The Fair Minimum Wage Amendment would raise the minimum wage to $7.25 in three steps:

    • $5.85 60 days after enactment
    • $6.55 one year after enactment 
    • $7.25 two years after enactment
  • Three million more Americans are in poverty today than when President Bush first took office.  Today, more than 34 million people live in poverty, including 12 million children.  Among full-time, year-round workers poverty has doubled since the late 1970s from about 1.3 million then to 2.6 million in 2002 an unacceptably low minimum wage is a key part of the problem.
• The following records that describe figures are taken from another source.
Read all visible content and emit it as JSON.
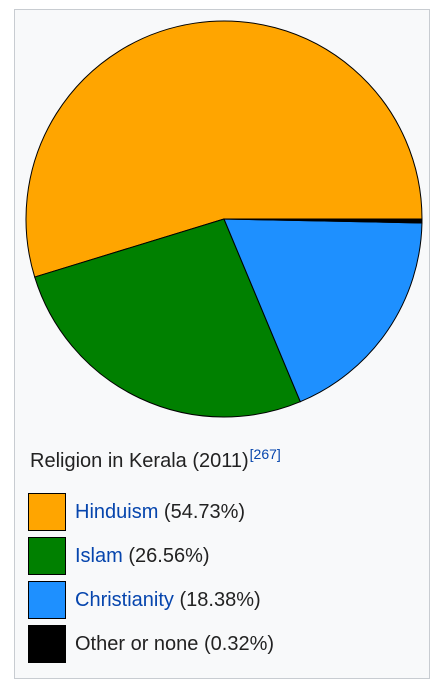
{
  "chart_data": {
    "type": "pie",
    "title": "Religion in Kerala (2011)",
    "reference": "[267]",
    "categories": [
      "Hinduism",
      "Islam",
      "Christianity",
      "Other or none"
    ],
    "values": [
      54.73,
      26.56,
      18.38,
      0.32
    ],
    "value_labels": [
      "(54.73%)",
      "(26.56%)",
      "(18.38%)",
      "(0.32%)"
    ],
    "colors": [
      "#ffa500",
      "#008000",
      "#1e90ff",
      "#000000"
    ],
    "linked": [
      true,
      true,
      true,
      false
    ]
  }
}
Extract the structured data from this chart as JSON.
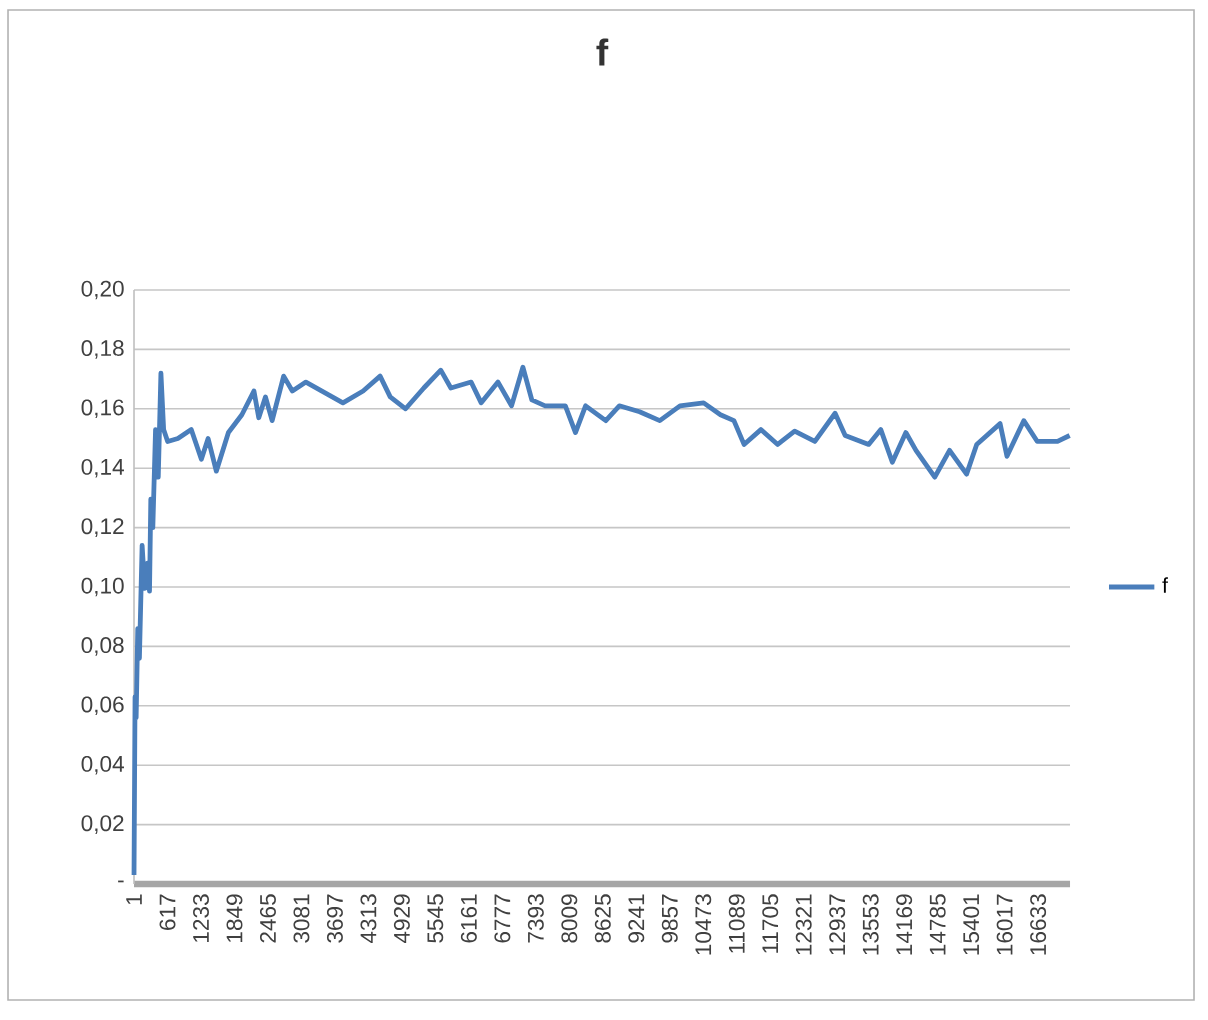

  • Minimum wage employees working 40 hours a week, 52 weeks a year, earn $10,712 a year, $5,000 below the poverty line for a family of three.  The current minimum wage fails to provide enough income to enable minimum wage workers to afford adequate housing in any area of this country.
  • Every day the minimum wage is not increased it continues to lose value, and workers fall farther and farther behind.  Minimum wage workers have already lost all of the gains of the 1996-1997 increase.
  • Today, the real value of the minimum wage is more than $3.00 below what it was in 1968.  To have the purchasing power it had in 1968, the minimum wage would have to be nearly $8.50 an hour today, not $5.15.
  • In the past seven years, the salaries of lawmakers have gone up by $23,400 Giving themselves six raises while minimum wage workers continue to earn just $10,700 a year with no raise in those same seven years.
  • Nearly 7 million workers would directly benefit from the proposed minimum wage increase: 
    • 35% are their families sole earners;
    • 61% are women and almost one-third of those women are raising children;
    • 15% are African American; and
    • 19% are Hispanic American.
  • An increase to $7.00 an hour for full-time, year-round workers would add $3,800 to their income. A gain of $3,800 would have an enormous impact on minimum wage workers and their families.  It would be enough money for a low-income family of three to buy:
    • More than a year of groceries;
    • over 9 months of rent;
    • a year and a half of heat and electricity; or
    • full tuition for a community college degree.
  • History clearly shows that raising the minimum wage has not had any negative impact on jobs, employment, or inflation.  In the four years after the last minimum wage increase passed, the economy experienced its strongest growth in over three decades. Nearly 11 million new jobs were added, at a pace of 218,000 per month.  There were six million new service industry jobs, including more than one and a half million retail jobs, of which nearly 600,000 were restaurant jobs.
  • A fair increase is long overdue.  Congress should act as quickly as possible to pass a minimum wage increase that reflects the losses suffered as the result of our shameful inaction in the past.  No one who works for a living should have to live in poverty.